The plaintiffs are represented by Joseph G. VanZandt and Davis S. Vaughn of Beasley Allen Crow Methvin Portis & Miles PC, Paul R. Kiesel, Mariana A. McConnell and Cherisse H. Cleofe of Kiesel Law LLP, Emily C. Jeffcott of Morgan & Morgan PA, Brian J. Panish, Rahul Ravipudi and Jesse Creed of Panish Shea Ravipudi LLP, Christopher L. Ayers of Seeger Weiss LLP, Matthew Bergman and Laura Marquez-Garret of the Social Media Victims Law Center, Brooks Cutter of Cutter Law PC, Thomas P. Cartmell and Adam S. Davis of Wagstaff & Cartmell LLP, Amy Eskin of Schneider Wallace Cottrell Konecky LLP, Kirk Goza of Goza & Honnold LLC, Rachel Lanier of The Lanier Law Firm PC, Sin-Ting Mary Liu of Aylstock Witkin Kreis & Overholtz PLLC, Marc J. Mandich of Southern Med Law, Kelly McNabb of Lieff Cabraser Heimann & Bernstein LLP, Jonathan D. Orent of Motley Rice LLC, Ruth Rizkalla of The Carson Law Firm PC, Frederick Schenk of Casey Gerry Schenk Francavilla Blatt & Penfield LLP, Dean Kawamoto of Keller Rohrback LLP and James P. Frantz of Frantz Law Group.
The consolidated case is Social Media Cases, JCCP5255, in the Superior Court of the State of California, County of Los Angeles.
Source: Law360
Texas Claims TikTok Violates Parental Controls Law
Another lawsuit has been filed against TikTok. This one, filed by Texas, alleges that the social media platform violates the state’s Securing Children Online through Parental Empowerment (SCOPE) Act by collecting and selling children’s personal data without parental consent. The complaint claims TikTok gathers and shares personal information, such as names, ages, locations, and device details, with third parties and advertisers.

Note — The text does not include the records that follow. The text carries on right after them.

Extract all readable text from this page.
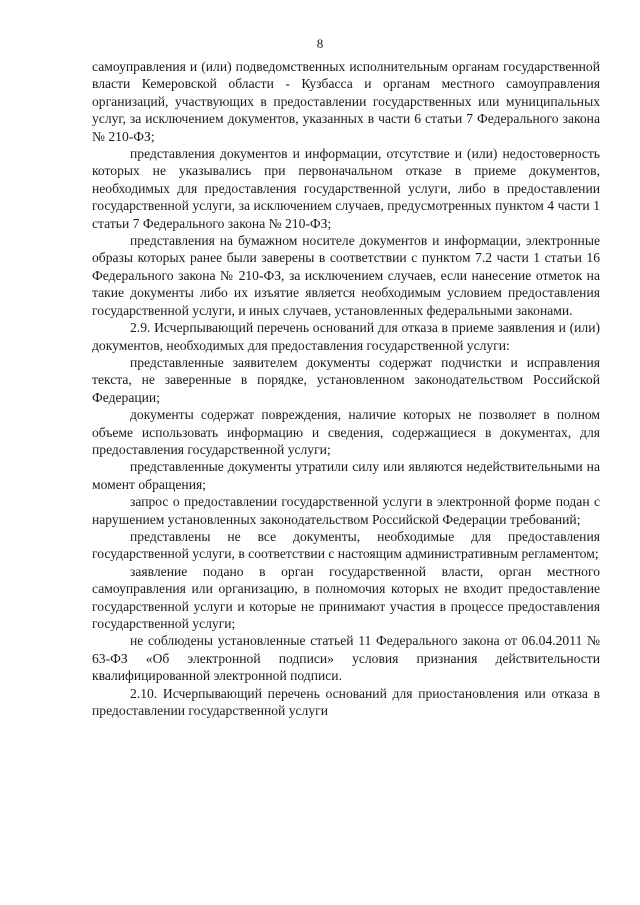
8

самоуправления и (или) подведомственных исполнительным органам государственной власти Кемеровской области - Кузбасса и органам местного самоуправления организаций, участвующих в предоставлении государственных или муниципальных услуг, за исключением документов, указанных в части 6 статьи 7 Федерального закона № 210-ФЗ;

представления документов и информации, отсутствие и (или) недостоверность которых не указывались при первоначальном отказе в приеме документов, необходимых для предоставления государственной услуги, либо в предоставлении государственной услуги, за исключением случаев, предусмотренных пунктом 4 части 1 статьи 7 Федерального закона № 210-ФЗ;

представления на бумажном носителе документов и информации, электронные образы которых ранее были заверены в соответствии с пунктом 7.2 части 1 статьи 16 Федерального закона № 210-ФЗ, за исключением случаев, если нанесение отметок на такие документы либо их изъятие является необходимым условием предоставления государственной услуги, и иных случаев, установленных федеральными законами.

2.9. Исчерпывающий перечень оснований для отказа в приеме заявления и (или) документов, необходимых для предоставления государственной услуги:

представленные заявителем документы содержат подчистки и исправления текста, не заверенные в порядке, установленном законодательством Российской Федерации;

документы содержат повреждения, наличие которых не позволяет в полном объеме использовать информацию и сведения, содержащиеся в документах, для предоставления государственной услуги;

представленные документы утратили силу или являются недействительными на момент обращения;

запрос о предоставлении государственной услуги в электронной форме подан с нарушением установленных законодательством Российской Федерации требований;

представлены не все документы, необходимые для предоставления государственной услуги, в соответствии с настоящим административным регламентом;

заявление подано в орган государственной власти, орган местного самоуправления или организацию, в полномочия которых не входит предоставление государственной услуги и которые не принимают участия в процессе предоставления государственной услуги;

не соблюдены установленные статьей 11 Федерального закона от 06.04.2011 № 63-ФЗ «Об электронной подписи» условия признания действительности квалифицированной электронной подписи.

2.10. Исчерпывающий перечень оснований для приостановления или отказа в предоставлении государственной услуги
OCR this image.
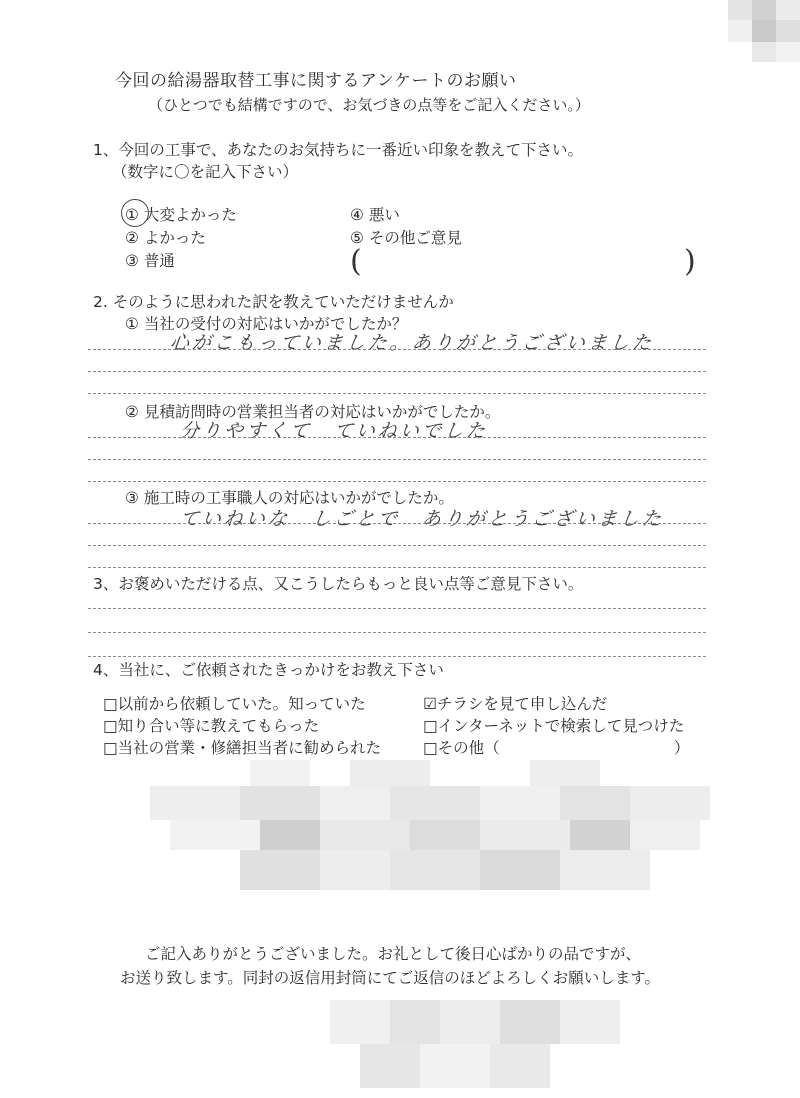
今回の給湯器取替工事に関するアンケートのお願い
（ひとつでも結構ですので、お気づきの点等をご記入ください。）
1、今回の工事で、あなたのお気持ちに一番近い印象を教えて下さい。
（数字に〇を記入下さい）
① 大変よかった
② よかった
③ 普通
④ 悪い
⑤ その他ご意見
(	)
2. そのように思われた訳を教えていただけませんか
① 当社の受付の対応はいかがでしたか？
心がこもっていました。ありがとうございました
② 見積訪問時の営業担当者の対応はいかがでしたか。
分りやすくて　ていねいでした
③ 施工時の工事職人の対応はいかがでしたか。
ていねいな　しごとで　ありがとうございました
3、お褒めいただける点、又こうしたらもっと良い点等ご意見下さい。
4、当社に、ご依頼されたきっかけをお教え下さい
□以前から依頼していた。知っていた
□知り合い等に教えてもらった
□当社の営業・修繕担当者に勧められた
☑チラシを見て申し込んだ
□インターネットで検索して見つけた
□その他（	）
ご記入ありがとうございました。お礼として後日心ばかりの品ですが、
お送り致します。同封の返信用封筒にてご返信のほどよろしくお願いします。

Despite some restrictions for minors, like blocking users under 16 from messaging others and setting accounts to private by default, the state argues these measures are insufficient. The lawsuit contends that TikTok fails to provide adequate parental controls for users aged 13 to 17, as required by SCOPE.
Attorney General Ken Paxton emphasized the need for social media companies to protect children’s online safety and comply with Texas law. The state seeks civil penalties of $10,000 per violation and an injunction to prevent further breaches.

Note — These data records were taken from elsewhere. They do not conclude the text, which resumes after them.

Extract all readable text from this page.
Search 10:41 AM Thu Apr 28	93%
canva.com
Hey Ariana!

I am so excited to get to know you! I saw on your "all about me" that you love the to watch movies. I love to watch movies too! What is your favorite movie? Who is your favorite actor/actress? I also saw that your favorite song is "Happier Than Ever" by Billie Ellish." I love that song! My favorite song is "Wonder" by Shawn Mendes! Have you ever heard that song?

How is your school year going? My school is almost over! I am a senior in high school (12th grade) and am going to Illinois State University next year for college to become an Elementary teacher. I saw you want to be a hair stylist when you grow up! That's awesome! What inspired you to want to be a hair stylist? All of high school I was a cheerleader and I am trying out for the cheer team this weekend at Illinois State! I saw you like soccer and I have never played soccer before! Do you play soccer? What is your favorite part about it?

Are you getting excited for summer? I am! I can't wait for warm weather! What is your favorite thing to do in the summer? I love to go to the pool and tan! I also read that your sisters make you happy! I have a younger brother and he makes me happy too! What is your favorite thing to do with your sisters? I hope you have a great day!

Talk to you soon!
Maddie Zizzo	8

The case is State of Texas v. TikTok Ltd. et al., case number unavailable, in the District Court of Galveston County, Texas.
Source: Law360
Court Denies TikTok’s Request For Rehearing In Case Over Child’s Death
The Third Circuit Court of Appeals has rejected TikTok’s request to reconsider a decision that its “For You Page” algorithm isn’t protected by Section 230 of the Communications Decency Act. This decision is part of a lawsuit involving the tragic death of a 10-year-old girl.
TikTok had asked for a rehearing earlier this month, but the court declined, stating that most judges did not support the rehearing. TikTok argued that the decision went against 30 years of legal precedent, which generally protects websites from being held responsible for user-generated content.
TikTok claimed that the panel’s decision disrupts the established understanding of Section 230, which has been crucial for the development of the modern internet. The company warned that this ruling could lead to chaos in the industry, as it might hold websites liable for their decisions on what content to show.
The panel, however, ruled that TikTok’s algorithm, which recommended a dangerous “blackout challenge” video to 10-year-old Nylah Anderson, counts as “expressive content.” This decision revived the lawsuit brought by Nylah’s mother, which had been dismissed in 2022.
The plaintiff is represented by Jeffrey P. Goodman and Robert J. Mongeluzzi of Saltz Mongeluzzi & Bendesky.
The case is Tawainna Anderson v. TikTok Inc. et al., case number 22-3061, in the U.S. Court of Appeals for the Third Circuit.
Source: Law360
The Beasley Allen Social Media Personal Injury Litigation Team
Joseph VanZandt, who leads our firm’s Social Media Personal Injury Litigation Team, is co-lead counsel for the Judicial Council Coordination Proceeding (JCCP) for the plaintiffs in California State Court. Joseph is also a member of the Plaintiffs Steering Committee in the MDL, helping lead the federal social media multidistrict litigation. The Beasley Allen litigation team handling the social media personal injury cases is set out below.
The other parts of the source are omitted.